Insgesamt war jedes vierte Unternehmen im Jahr 2021 von Engpässen in der Produktionskette betroffen, allerdings bewerteten nur 7 Prozent der Befragten die Auswirkungen dieser Engpässe als „sehr stark“. Bei größeren Unternehmen mit mindestens zehn Beschäftigten steigt der Anteil auf rund 30%, unter anderem auch, weil diese häufiger in internationale Wertschöpfungsketten eingebunden sind.

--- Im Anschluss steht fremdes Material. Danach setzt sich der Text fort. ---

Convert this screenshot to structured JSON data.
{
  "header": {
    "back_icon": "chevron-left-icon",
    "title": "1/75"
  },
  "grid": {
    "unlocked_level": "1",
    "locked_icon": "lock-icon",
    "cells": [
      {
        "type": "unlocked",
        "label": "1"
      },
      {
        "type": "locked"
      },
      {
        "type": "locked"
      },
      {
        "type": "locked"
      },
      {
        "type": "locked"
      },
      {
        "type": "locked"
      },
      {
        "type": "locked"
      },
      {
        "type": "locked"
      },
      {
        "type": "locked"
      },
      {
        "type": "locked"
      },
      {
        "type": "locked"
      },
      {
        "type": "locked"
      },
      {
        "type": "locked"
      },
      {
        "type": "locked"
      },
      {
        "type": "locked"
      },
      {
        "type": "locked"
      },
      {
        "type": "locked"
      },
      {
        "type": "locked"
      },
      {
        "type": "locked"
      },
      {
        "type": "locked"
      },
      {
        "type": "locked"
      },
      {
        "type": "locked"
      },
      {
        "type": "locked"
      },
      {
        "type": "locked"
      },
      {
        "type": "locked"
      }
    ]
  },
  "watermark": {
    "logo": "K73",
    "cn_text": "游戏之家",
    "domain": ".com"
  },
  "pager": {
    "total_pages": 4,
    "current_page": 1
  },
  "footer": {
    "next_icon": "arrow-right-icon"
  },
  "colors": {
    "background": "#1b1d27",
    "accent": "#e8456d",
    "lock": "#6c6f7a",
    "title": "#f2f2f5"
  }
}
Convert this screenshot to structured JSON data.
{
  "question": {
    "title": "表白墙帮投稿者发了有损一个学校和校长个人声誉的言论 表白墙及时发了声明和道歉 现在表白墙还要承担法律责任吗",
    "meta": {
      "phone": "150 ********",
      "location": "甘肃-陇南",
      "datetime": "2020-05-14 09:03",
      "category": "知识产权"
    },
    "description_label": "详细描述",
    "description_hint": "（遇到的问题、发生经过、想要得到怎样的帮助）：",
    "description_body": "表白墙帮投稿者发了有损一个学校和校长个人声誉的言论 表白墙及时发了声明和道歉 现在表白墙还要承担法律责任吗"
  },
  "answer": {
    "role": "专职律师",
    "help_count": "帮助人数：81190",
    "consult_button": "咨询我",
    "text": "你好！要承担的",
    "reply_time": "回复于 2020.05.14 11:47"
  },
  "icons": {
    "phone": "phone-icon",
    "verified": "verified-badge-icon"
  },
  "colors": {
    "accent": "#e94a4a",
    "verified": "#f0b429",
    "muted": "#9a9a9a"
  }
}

Wie sieht es mit den steuerlichen Mindereinnahmen aus? Aus den vorliegenden Daten geht hervor, dass das Land in den Corona-Jahren 2020 und 2021 im Vergleich zum Vorkrisenjahr ahr 2019 insgesamt 531,5 Millionen Euro weniger an Steuern eingenommen hat. Allerdings sind die Zahlen für das Jahr 2021 noch nicht definitiv, da noch die genauen Auswertungen der Steuererklärungen 2021 fehlen. Abgefedert wurden die Mindereinnahmen vorerst durch Ausgleichszahlungen des Staates im Ausmaß von 370 Millionen (Jahr 2020) und 44,1 Millionen (2021) für die abgetretenen Staatssteuern und 49,4 Millionen (2020) für die eigenen Steuern (IRAP). Laut Staatsgesetz wird den Regionen mit Sonderstatut für die Jahre 2020 und 2021 jener Teil der entgangenen Steuern ersetzt, der unter dem Mittel des Dreijahreszeitraumes 2017-2019 (4.185 Millionen bei den abgetretenen Steuern und 474,2 Millionen bei den eigenen Steuern) liegt.

Im Bildungsbereich wurden Mehrkosten durch zusätzliche Ersatzaufträge verzeichnet. Insgesamt wurden für FFP2- und chirurgische Masken, Fieberthermometer, Desinfektionsmittel, Notebooks, Tablets, Headsets, Webcams (Fernunterricht) usw. 1.114.323,43 Euro ausgegeben. Diese Spesen betreffen vor allem Kindergärten und Musikschulen. Die Hälfte dieser Ausgaben (503.604,73 Euro) wurde für Notebooks und Tablets ausgegeben, die für SchülerInnen und für die Kindergärten angekauft wurden.

Für die Informations- und Sensibilisierungskampagnen des Landes und anderer öffentlicher Körperschaften wurden unter Landesrat Thomas Widmann beachtliche 399.749,75 Euro investiert. Nicht bekannt ist die Höhe der Ausgaben, die der Staat für Info-Kampagnen bezüglich der Corona-Pandemie in Südtirol bestritten hat.